Before I married, all the teaching I had from the church about sexuality was to save it for marriage. Once I married, I learned absolutely nothing about sex or sexuality from the church.

I didn’t receive a single message that suggested that my husband’s sexuality and sexual response were good, normal, and designed by God.


Your husband’s sexuality was designed by God—just as yours was.

Let me be clear: your husband’s God-designed sexuality does not mean he gets a blank check to do whatever he wants, whenever he wants.

  • His speedy arousal when you are in the middle of cleaning the oven doesn’t mean that the arousal must be dealt with immediately.
  • A husband’s sexual nature does not give him permission to sin. “I’m visual, so I can’t help the fact that I looked at porn” is not okay.
  • Demanding that you set aside your own needs so he can have sex twice a day is not okay. (It’s good for him to make the request and express his needs honestly, but it is not okay for him to be demanding or to disregard your legitimate needs for rest, quiet, and connection.)
  • If relationship problems make it difficult for you to be sexual with your husband, he shouldn’t ignore those problems just because he is able to have sex without addressing them.

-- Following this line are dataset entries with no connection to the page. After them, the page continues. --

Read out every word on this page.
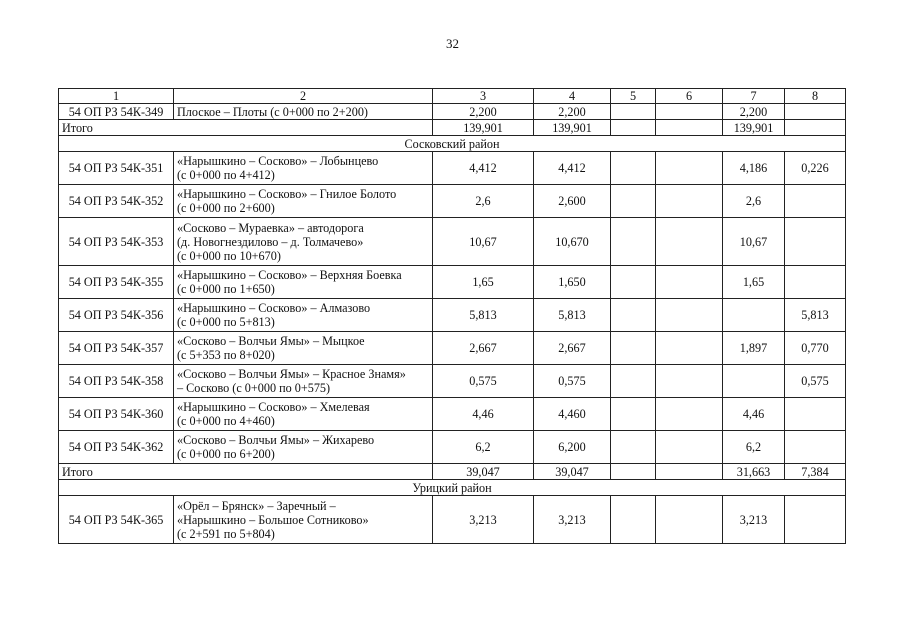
32
1	2	3	4	5	6	7	8
54 ОП РЗ 54К-349	Плоское – Плоты (с 0+000 по 2+200)	2,200	2,200			2,200	
Итого		139,901	139,901			139,901	
Сосковский район							
54 ОП РЗ 54К-351	«Нарышкино – Сосково» – Лобынцево
(с 0+000 по 4+412)	4,412	4,412			4,186	0,226
54 ОП РЗ 54К-352	«Нарышкино – Сосково» – Гнилое Болото
(с 0+000 по 2+600)	2,6	2,600			2,6	
54 ОП РЗ 54К-353	«Сосково – Мураевка» – автодорога
(д. Новогнездилово – д. Толмачево»
(с 0+000 по 10+670)	10,67	10,670			10,67	
54 ОП РЗ 54К-355	«Нарышкино – Сосково» – Верхняя Боевка
(с 0+000 по 1+650)	1,65	1,650			1,65	
54 ОП РЗ 54К-356	«Нарышкино – Сосково» – Алмазово
(с 0+000 по 5+813)	5,813	5,813				5,813
54 ОП РЗ 54К-357	«Сосково – Волчьи Ямы» – Мыцкое
(с 5+353 по 8+020)	2,667	2,667			1,897	0,770
54 ОП РЗ 54К-358	«Сосково – Волчьи Ямы» – Красное Знамя»
– Сосково (с 0+000 по 0+575)	0,575	0,575				0,575
54 ОП РЗ 54К-360	«Нарышкино – Сосково» – Хмелевая
(с 0+000 по 4+460)	4,46	4,460			4,46	
54 ОП РЗ 54К-362	«Сосково – Волчьи Ямы» – Жихарево
(с 0+000 по 6+200)	6,2	6,200			6,2	
Итого		39,047	39,047			31,663	7,384
Урицкий район							
54 ОП РЗ 54К-365	«Орёл – Брянск» – Заречный –
«Нарышкино – Большое Сотниково»
(с 2+591 по 5+804)	3,213	3,213			3,213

Your husband should strive to live with you in an understanding way (see 1 Peter 3:7). Maybe he needs to let go of a specific desire for a time, or perhaps he needs to slow down enough to help you get to a point where you can fulfill that desire.

A wife’s acceptance of her husband’s male sexuality does not mean that she should view his sexuality as more important than hers. It does, however, mean that she should not view him as deficient or sinful because of his male sexual response.

The specific characteristics of your husband’s male sexuality should not dominate your shared marriage bed. However, they should not be ignored, either—just as the specifics of your female sexuality should not be ignored.


God designed human sexuality—yours and your husband’s—in all its complicated, confusing, and awe-inspiring wonder.

When we judge our sexuality (ours or our husbands’) negatively because it is different, we invite a barrier into the marriage bed.

We miss out on so much of God’s design for intimacy.

We reject the profound mystery of being one flesh.

Learn to understand your husband’s sexuality and sexual response, and learn to see it as part of God’s design for your marriage.

When you make love with your husband, love the man he is like the woman you are. Celebrate the differences God created in you.

Do you have a negative view of your husband's sexuality? Learn to understand your husband's sexuality and sexual response, and learn to see it as part of God's design for your marriage--just as yours is.